The difference was distribution. Film companies owned the companies that distributed their films and the theaters that showed them (until 1948, when the Supreme Court busted the studios’ vertical monopoly). What Hollywood made, the audience could see. Comic book publishers didn’t control distribution. When the putative guardians of public morality put the screws to crime and horror comics, distributors refused to put them on newsstands. The number of horror and crime titles on the stands dropped in a few months from 150 to nearly none. And Gaines, whose company had flourished in the horror boom, and whose Senate testimony had made him the face of the B comic-book industry — the Mae West of pulp picto-fiction — took the heat. Refusing to join his competitors’ new Comics Code Authority, he shut down all but one of his magazines.

As it happened, that one was MAD.



ME AND MY SCHADENFREUDE

A personal note. I came to EC through MAD, which was dreamed up in 1952 by Harvey Kurtzman and written by him as a 10-cent comic book (23 issues) and a 25-cent magazine.
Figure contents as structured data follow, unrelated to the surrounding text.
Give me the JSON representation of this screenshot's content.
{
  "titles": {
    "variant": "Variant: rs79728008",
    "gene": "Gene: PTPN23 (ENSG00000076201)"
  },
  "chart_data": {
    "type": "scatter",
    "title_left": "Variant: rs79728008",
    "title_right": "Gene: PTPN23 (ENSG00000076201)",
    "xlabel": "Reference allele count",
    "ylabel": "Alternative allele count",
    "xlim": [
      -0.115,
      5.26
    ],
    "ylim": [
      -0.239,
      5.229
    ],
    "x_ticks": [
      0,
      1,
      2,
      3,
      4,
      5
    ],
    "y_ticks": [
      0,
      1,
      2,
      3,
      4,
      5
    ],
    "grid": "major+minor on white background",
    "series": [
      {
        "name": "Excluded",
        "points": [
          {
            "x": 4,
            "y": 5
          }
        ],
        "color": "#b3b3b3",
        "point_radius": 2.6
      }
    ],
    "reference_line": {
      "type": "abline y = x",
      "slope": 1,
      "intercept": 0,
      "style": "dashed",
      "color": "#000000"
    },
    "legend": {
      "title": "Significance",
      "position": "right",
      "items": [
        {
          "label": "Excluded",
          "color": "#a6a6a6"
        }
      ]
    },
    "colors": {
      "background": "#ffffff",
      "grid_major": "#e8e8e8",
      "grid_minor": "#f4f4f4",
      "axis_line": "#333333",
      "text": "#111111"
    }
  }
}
In 1956, five issues into the magazine’s life he left EC after a dispute with Gaines, taking all his artists — Bill Elder, Jack Davis and (briefly) Wally Wood — with him. I and many other Kurtzman fans followed him to Trump, the slick humor mag that Hugh Hefner funded and, after two issues, folded. From 1957 to 1966, Kurtzman edited Humbug (11 issues) and Help! (26 issues), and I was rooting him on, along with the others in his small but fervent peanut gallery.

I continued to read MAD but I found it less artful and much less funny. I’m sure I was also pissed at Gaines for letting him go and at Albert Feldstein, a longtime EC writer-editor, for assuming control of MAD. And I guess I was a bit resentful that, while Kurtzman struggled to produce a popular and well-distributed humor magazine, the Feldstein MAD flourished. (When he succeeded Kurtzman, MAD was selling about 750,000 copies. By the mid-70s the circulation had risen to 2.3 million. He retired in 1984, and circulation has lapsed to about 250,000 today.)

I still trust my comedy and loyalty instincts. I still think that Kurtzman was EC’s comedy genius, and that MAD suffered when he left. (More about Kurtzman in a forthcoming column.) But over the past year or so I’ve accumulated a nearly complete collection of the EC horror, crime and science-fiction magazines through ebay and two exemplary classic comics websites: Bud Plant and Russ Cochran’s EC Crypt. Reading the magazines that Feldstein wrote and edited in the early 50s, I have greater respect for him — an admiration for his tireless inventiveness and, as a fashioner of ghoulish tales, his gleeful mean streak. I must also confess to a grudging respect for Gaines, who did more than package the stories Feldstein wrote. He helped write them too, in daily brainstorming sessions that came to be known as the Bill & Al Show.



BEYOND THE BIBLEBill Gaines was the son of M.C. (Max) (or Charlie) (the man was so amiable he had two nicknames?) Gaines, who in 1933 had the bright idea of charging money for Famous Funnies, a 64-page collection of reprints from Sunday color comic strips — before then, the collections had been given away — and who, in 1938, found a home for Superman, the first comic-book sensation. “Max Gaines is rightly credited as the Father of the Comic Book,” writes Digby Diehl in “Tales from the Crypt: The Official Archives.” By the mid-40s Max had his own company, which he called Educational Comics; it ran a line of illustrated Bible and American history stories. In 1947 Max died in a boating accident and Bill took over the business. EC was $110,000 in debt.